Published September 27, 2011, 06:55 AM

School Board OKs raises

After hours of debate the James-town Public School Board agreed to spend the budgeted amount on salaries for administrators and non-administrators at a special meeting Monday.

By: Ben Rodgers, The Jamestown Sun

After hours of debate the James-town Public School Board agreed to spend the budgeted amount on salaries for administrators and non-administrators at a special meeting Monday.

For this school year the board approved an average 4.6 percent raise for the 23 employees, with some receiving 4 percent and others receiving 6.5 percent, based on Superintendent Bob Toso’s recommendation.

Administrators include principals, a business manager, non-teaching professionals in information technology, social work and speech pathology, an adolescent center director, adult farm director and food service director.

The vote passed 5-4 with board members Diane Hanson, Greg Allen, Heidi Larson, Shelly Jystad and Tanya Ostlie in favor and Gail Martin, Gary Peterson, Roy Musland and Rosemary McDougall opposed.

Toso’s salary is not included in this process, as he previously signed a two-year contract.

This vote came at the end of the meeting, during which numerous motions failed, and Robert’s Rules of Order was consulted on amendments, submotions and the way the meeting was run.

Robert’s Rules is the recognized guide to running meetings and conferences fairly and effectively.

“Not only are these motions failing, but this board is failing the district,” Allen said close to the end of the meeting when no decision was agreed on for salaries. “This is just not right — we need to get this resolved.”

Prior to approving the 4.6 percent average raise the School Board voted down flat 4, 4.7 and 5 percent raises across the board, as well as a flat $3,000 raise across the board.

“My concern now is we seem to be dragging this thing through whatever, and we need to get it resolved,” Allen said.

Toso originally recommended a 5 percent raise on Sept. 6 after the Jamestown Education Association negotiated a similar figure for every teacher in the district.

His proposed 5 percent raise would cost the district close to an extra $3,800 compared to the 4.6 percent that was approved by the board in the budget months before.

“We’re talking $3,800 on a $25 million budget — we’re not breaking the budget,” Toso said.

Part of the discussion seemed to center around fiscal responsibility for a district that will face deficit spending in the 2012-2013 school year.

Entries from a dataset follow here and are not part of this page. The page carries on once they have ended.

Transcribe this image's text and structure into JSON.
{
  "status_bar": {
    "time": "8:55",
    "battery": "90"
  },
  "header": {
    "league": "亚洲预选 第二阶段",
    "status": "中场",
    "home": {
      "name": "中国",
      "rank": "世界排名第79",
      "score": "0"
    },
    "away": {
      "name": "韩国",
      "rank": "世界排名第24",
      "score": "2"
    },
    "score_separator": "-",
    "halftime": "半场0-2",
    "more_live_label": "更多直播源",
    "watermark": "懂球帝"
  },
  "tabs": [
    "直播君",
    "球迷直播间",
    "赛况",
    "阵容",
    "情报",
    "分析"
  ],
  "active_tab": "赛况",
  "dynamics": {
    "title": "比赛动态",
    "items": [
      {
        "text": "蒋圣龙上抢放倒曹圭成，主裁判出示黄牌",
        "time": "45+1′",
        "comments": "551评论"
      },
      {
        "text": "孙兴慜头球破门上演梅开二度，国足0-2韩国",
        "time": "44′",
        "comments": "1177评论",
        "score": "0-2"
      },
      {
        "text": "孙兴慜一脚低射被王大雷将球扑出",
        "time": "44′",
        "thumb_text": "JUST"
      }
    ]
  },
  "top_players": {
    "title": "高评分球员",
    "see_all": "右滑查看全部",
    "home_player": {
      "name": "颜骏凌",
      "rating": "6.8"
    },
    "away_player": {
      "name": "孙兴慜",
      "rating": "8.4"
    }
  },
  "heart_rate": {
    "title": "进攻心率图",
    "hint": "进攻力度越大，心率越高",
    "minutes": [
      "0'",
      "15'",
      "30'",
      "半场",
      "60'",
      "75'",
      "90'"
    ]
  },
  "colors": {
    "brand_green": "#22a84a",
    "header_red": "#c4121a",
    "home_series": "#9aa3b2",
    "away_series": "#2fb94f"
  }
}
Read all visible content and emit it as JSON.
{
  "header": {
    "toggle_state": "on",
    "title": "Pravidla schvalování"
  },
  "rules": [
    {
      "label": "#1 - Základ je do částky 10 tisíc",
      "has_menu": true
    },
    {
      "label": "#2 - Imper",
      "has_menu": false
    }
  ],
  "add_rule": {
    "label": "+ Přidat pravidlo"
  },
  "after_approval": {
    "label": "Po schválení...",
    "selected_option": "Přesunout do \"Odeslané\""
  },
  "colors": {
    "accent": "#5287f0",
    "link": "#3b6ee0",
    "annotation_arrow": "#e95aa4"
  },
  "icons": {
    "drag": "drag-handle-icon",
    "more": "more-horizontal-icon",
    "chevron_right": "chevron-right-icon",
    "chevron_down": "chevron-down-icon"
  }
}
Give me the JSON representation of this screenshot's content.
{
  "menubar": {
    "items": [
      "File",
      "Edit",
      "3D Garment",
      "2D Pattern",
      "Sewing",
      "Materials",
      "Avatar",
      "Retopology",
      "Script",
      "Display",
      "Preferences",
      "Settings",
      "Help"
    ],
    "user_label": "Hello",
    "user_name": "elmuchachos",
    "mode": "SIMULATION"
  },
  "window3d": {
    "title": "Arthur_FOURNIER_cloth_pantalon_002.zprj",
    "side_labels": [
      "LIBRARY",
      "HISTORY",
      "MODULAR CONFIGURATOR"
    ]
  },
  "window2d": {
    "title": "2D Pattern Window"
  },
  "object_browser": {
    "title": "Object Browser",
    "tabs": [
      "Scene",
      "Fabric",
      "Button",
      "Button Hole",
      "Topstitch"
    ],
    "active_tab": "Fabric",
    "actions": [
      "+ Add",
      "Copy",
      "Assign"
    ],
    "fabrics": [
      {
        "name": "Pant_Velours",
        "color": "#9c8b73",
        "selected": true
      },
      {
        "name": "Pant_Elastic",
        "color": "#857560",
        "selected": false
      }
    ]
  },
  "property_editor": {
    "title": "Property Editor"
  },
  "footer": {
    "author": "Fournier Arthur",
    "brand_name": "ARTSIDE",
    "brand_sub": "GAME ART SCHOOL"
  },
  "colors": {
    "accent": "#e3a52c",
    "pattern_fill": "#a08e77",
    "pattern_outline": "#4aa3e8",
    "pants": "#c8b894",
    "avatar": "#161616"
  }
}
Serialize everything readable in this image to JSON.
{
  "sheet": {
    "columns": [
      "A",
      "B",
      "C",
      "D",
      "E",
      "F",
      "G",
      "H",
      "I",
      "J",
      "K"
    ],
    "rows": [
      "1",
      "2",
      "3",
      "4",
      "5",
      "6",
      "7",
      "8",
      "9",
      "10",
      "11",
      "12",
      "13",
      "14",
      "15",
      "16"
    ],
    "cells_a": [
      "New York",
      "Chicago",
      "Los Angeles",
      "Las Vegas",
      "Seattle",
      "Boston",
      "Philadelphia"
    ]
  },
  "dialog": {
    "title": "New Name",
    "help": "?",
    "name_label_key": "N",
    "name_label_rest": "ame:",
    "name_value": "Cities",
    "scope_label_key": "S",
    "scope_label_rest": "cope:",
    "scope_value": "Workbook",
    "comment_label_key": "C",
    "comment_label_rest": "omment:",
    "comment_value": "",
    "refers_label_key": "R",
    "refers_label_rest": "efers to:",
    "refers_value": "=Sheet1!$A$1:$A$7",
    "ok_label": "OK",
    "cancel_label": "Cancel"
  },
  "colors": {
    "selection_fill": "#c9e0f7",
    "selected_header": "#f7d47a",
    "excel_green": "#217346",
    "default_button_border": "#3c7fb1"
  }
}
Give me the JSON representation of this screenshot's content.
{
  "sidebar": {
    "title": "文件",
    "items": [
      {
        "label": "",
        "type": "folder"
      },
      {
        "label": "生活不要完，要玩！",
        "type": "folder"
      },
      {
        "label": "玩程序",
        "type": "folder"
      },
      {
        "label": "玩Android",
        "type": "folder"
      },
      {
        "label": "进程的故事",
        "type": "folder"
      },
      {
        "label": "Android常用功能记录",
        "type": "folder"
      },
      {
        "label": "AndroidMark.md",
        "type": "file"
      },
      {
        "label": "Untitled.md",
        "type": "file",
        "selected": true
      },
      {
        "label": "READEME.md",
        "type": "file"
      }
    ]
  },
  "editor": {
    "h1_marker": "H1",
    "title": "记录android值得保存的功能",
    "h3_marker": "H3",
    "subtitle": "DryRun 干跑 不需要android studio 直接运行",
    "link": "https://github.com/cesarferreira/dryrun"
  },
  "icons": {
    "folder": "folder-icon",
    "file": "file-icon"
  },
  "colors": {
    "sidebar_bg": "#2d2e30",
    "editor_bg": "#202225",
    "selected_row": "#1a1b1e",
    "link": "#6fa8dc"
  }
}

But most of the discussion centered around the role administrators play for the district.

“They’re all valuable to the district in different ways and administrators are valuable to the district in so many ways that people don’t understand,” McDougall said.

Martin expressed her frustration before the first 5 percent vote.

“If this doesn’t pass I feel very strongly that administration should start negotiating and they’d be foolish if they didn’t,” she said.

After that 5 percent raise motion failed, Toso brought the board data for a proposal to break the staff into two groups, administrative and non-administrative, which passed.

This would prove futile as the board eventually settled on the balanced 4.6 percent with 4 percent for some and 6.5 percent for others, leaving the percentage of the raise up to Toso.

Many board members voted on different sides of the issues during the meeting. Most said even though they may oppose a 5 percent raise that administrators are still valuable to the district.

“I really think they deserve it, they work really hard, they have a lot of years of experience and we trust them to move our district forward,” McDougall said.